Dans la pratique, les religieux musulmans permettent des exceptions de rupture du jeûne pour les fidèles en difficulté, surtout en période de canicule.

L’avenir de l’emploi à l’heure du digital

Sarah Bouillaud

Les changements du travail face à la croissance des outils digitaux sont au programme de la première édition de RESO, le 14 mai 2019 à Montpellier, lors de tables rondes et de conférences.

De prime accueil, l’apaisement. Le tout récent rapport de l’Organisation de collaboration et de développement économiques (OCDE) sur L’Avenir du travail, divulgué le 25 avril, estime à 14 % la part des emplois tourmentés de l’absence dans les prochains vingt ans pour cause de changement technologique. Le World Economic Forum de Davos estimait lui, en septembre 2018 dans The Future of Jobs, que l’automatisation, si elle allait effacer 75 millions d’emplois dans le monde, en créerait simultanément 133 millions, donnant raison aux tenants des thèses de Schumpeter sur la « destruction créatrice ».
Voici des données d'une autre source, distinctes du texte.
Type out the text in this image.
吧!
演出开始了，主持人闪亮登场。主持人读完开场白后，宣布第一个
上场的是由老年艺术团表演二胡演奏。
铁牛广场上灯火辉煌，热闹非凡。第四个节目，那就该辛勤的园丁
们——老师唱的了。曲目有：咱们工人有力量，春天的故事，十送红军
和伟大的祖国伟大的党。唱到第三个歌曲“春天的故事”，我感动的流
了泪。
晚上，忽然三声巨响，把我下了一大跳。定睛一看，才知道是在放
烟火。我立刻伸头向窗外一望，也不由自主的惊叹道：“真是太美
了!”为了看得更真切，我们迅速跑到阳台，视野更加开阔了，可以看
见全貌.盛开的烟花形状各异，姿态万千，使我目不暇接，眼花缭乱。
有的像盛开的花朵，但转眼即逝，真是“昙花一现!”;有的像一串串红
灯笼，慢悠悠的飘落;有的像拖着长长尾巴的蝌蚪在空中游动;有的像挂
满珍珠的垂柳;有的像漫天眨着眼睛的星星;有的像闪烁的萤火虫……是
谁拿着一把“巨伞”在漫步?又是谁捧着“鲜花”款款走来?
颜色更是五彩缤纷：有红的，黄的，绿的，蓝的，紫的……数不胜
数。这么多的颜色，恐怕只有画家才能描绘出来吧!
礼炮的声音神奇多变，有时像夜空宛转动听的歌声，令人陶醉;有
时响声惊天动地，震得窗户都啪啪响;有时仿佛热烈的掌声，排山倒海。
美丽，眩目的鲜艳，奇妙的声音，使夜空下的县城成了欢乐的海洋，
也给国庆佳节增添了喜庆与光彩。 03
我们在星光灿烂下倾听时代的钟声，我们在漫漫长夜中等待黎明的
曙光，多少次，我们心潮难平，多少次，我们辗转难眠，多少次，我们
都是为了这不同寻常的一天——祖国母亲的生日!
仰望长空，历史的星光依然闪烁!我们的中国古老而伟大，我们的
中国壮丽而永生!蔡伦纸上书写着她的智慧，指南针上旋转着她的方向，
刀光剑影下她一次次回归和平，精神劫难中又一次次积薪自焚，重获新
Une nouvelle insouciance met en lumière des enjeux qui, à l’analyse, ne sont pas moins dévastateurs

Cet insouciance rompt avec plusieurs années de bouleversement enseigné – de précédentes études, émanant y compris d’instances universitaires renommées comme l’université d’Oxford, jaugeaient à 50 % ou plus la part des emplois directement alarmés par la transformation digitale. Mais il met en lumière des enjeux qui, à l’analyse, ne sont pas moins destructeurs. Davos comme l’OCDE pointent en effet une triple intimidation.

Pluseurs menace

La première porte sur la concentration du marché de l’emploi. La nouvelle économie est en effet forte consommatrice de profils compétents et laisse de moins en moins de place aux jobs dits intermédiaires. Quant aux emplois peu ou très peu qualifiés, s’ils poursuivent voire se développent, c’est au prix d’une fragilisation croissante et de revenus faibles.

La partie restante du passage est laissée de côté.